The police don't get thanked often and things are pretty shit with the year on year 20% cuts, is it any skin off your nose to acknowledge they did their job? Or do you only work on negative feedback? And as I said - ring SOCO!! There's lots of tricks they can give you to clean up from forensic examination.

roundtable · 09/02/2017 15:06

Your anger is misdirected. Aim it at the insurance company.

Sorry you were burgled but yabu Flowers

PoisonousSmurf · 09/02/2017 15:07

How crap was your car in the first place? You don't have to claim. Get a valet company to clean it (tops £60) at the most.

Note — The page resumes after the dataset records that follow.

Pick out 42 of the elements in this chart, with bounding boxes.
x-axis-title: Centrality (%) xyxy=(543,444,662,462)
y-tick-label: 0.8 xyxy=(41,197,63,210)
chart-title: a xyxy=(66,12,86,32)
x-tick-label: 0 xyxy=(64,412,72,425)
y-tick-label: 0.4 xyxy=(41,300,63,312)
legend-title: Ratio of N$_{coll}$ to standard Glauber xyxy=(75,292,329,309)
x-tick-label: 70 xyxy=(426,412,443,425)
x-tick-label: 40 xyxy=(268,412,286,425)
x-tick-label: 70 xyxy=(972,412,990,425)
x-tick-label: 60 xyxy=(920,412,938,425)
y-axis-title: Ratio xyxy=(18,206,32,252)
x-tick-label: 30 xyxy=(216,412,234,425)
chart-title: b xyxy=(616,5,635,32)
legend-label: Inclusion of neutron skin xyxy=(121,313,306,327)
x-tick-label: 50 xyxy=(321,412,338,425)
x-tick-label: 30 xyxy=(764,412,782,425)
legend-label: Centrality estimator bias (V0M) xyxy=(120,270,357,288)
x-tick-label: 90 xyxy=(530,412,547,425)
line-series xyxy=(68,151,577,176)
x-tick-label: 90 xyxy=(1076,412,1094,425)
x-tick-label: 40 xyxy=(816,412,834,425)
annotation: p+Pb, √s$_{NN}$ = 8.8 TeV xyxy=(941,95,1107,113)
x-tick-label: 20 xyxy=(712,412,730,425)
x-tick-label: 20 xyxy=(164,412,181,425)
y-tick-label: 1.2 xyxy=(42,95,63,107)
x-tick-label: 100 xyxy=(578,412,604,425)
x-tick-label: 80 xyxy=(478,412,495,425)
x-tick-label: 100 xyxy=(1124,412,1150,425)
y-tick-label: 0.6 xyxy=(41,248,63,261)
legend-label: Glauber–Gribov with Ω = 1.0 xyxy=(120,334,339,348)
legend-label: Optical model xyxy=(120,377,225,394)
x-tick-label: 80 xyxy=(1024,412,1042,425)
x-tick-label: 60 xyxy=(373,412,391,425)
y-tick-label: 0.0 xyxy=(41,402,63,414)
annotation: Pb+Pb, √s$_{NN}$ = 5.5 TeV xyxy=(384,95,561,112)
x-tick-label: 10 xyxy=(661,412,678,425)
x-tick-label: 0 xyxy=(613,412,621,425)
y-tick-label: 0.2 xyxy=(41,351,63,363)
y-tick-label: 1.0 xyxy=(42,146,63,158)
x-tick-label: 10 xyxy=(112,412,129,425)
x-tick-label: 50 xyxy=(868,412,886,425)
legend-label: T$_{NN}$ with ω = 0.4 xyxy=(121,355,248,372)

SweetieBaby · 09/02/2017 18:12

Many thanks Poisonous Smurf. Actually the car wasn't "crap" at all! Might well have been 10 years old but we had it from new. Full service history, low mileage, immaculate condition. Sadly, this doesn't equate to much as far as the insurance company are concerned.

I may well be unreasonable for feeling annoyed at the police but seriously, you get a phone call to say car's been found, no damage, you can have it back once the forensic team have been and the insurance company have changed the locks(£1500). Then they tell you the clean up costs after the police have finished with it are £600 so now the car is beyond economical repair!!!!! Just so disappointing.

By the way, thanks for the sympathy. I hope none of you have to experience the trauma of knowing your home was burgled while your family slept upstairs and then to add to this stress the insurance company just compounds the distress.